Enterprise wide-area networking is primed for a new paradigm with the introduction of software defined networking architecture to deliver agility, performance, services and software innovations. Graphiant is changing the networking industry and you will be part of the charge to drive evolution. You will collaborate with industry leading engineers to build a development and deployment infrastructure for the best product portfolio in the industry.
Reports To
Director of Site Reliability Engineering
The Team
As part of Graphiant engineering team, you will be responsible for the development of Graphiant’s offerings and execute on the Product and Portfolio strategy.
The Work
Your primary responsibilities in this role will be to monitor and support the Graphiant service. This will include monitoring of the Graphiant Portal as well as the Graphiant Backbone network. You will:
Take ownership of the underlying infrastructure that supports the production backbone, including compute, storage, networking, and platform layers
Ensure that servers, networks, and distributed systems are architected and managed to deliver maximum uptime, resiliency, and operational efficiency
Monitor and manage production workloads, ensuring that software and services run smoothly with minimal disruption
Quickly diagnose, triage, and resolve incidents, while performing root cause analyses to prevent recurrence
Design and implement observability solutions (logging, monitoring, alerting) to proactively detect and respond to performance issues or failures
Collaborate closely with other SREs, DevOps, and engineering teams to define and enforce SLAs, SLOs, and SLIs, and drive continuous improvement in system reliability
Contribute to automation efforts, including infrastructure-as-code (IaC), CI/CD pipelines, and self-healing capabilities for production environments
Competencies
Expertise in Programming: Essential for automating tasks and designing resilient systems.

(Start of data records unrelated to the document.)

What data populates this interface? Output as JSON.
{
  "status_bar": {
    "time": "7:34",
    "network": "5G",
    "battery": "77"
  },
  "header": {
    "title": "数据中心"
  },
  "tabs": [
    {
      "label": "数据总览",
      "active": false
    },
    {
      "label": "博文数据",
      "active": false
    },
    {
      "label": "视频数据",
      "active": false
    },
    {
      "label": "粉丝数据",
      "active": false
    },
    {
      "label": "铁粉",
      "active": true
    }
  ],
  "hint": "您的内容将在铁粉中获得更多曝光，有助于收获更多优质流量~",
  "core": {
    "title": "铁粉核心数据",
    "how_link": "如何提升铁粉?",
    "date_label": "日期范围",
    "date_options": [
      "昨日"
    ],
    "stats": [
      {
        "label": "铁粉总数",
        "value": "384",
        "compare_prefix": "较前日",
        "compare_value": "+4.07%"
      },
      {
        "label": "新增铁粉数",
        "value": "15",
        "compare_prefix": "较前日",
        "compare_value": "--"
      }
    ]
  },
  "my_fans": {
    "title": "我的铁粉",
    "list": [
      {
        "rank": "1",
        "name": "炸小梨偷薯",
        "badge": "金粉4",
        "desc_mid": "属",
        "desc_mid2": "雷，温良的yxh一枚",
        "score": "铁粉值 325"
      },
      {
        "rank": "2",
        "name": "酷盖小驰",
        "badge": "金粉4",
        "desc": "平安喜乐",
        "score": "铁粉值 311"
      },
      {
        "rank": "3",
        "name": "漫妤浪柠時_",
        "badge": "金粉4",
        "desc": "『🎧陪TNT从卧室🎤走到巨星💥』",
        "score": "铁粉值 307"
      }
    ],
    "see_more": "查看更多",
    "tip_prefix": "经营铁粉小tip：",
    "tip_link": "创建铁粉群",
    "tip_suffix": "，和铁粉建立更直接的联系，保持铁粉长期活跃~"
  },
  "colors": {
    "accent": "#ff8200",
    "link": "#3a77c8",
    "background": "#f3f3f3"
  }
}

Understanding of IT Operations: Vital to manage infrastructure, diagnose issues, and keep services running.
Leadership Skills: Necessary for guiding teams and influencing tech strategy.
Strategic Vision: Enables the SRE to anticipate challenges and steer the company towards reliability and scalability.
Experience
Bachelor’s Degree, or higher, in Computer Science or related technical field, or equivalent experience
1-3+ years of software development experience
Kubernetes
Proficient in C, C++, Java, Go, Nodejs, php, Scala, Python or similar language
1-3+ years of experience with different deploying and running services in a public or private cloud; AWS, Azure, GCP, etc
1-3+ years of experience with service discovery tools; Kubernetes, Zookeeper, HashiCorp consul, or similar software
1-3+ years of experience with RPC technologies and messaging systems; Google protobuf, apache thrift, ZeroMQ, RabbitMQ, Kafka or similar
1-3+ years of experience with different SQL and No-SQL datastores; MySQL, MongoDB, ElasticSearch, InfluxDB, Redis, DynamoDB, Cassandra or similar
Graphiant is an Affirmative Action and Equal Opportunity Employer and all qualified applicants will receive consideration for employment without regard to race, color, religion, gender, sexual orientation, national origin, genetic information, age, disability, veteran status, or any other legally protected basis.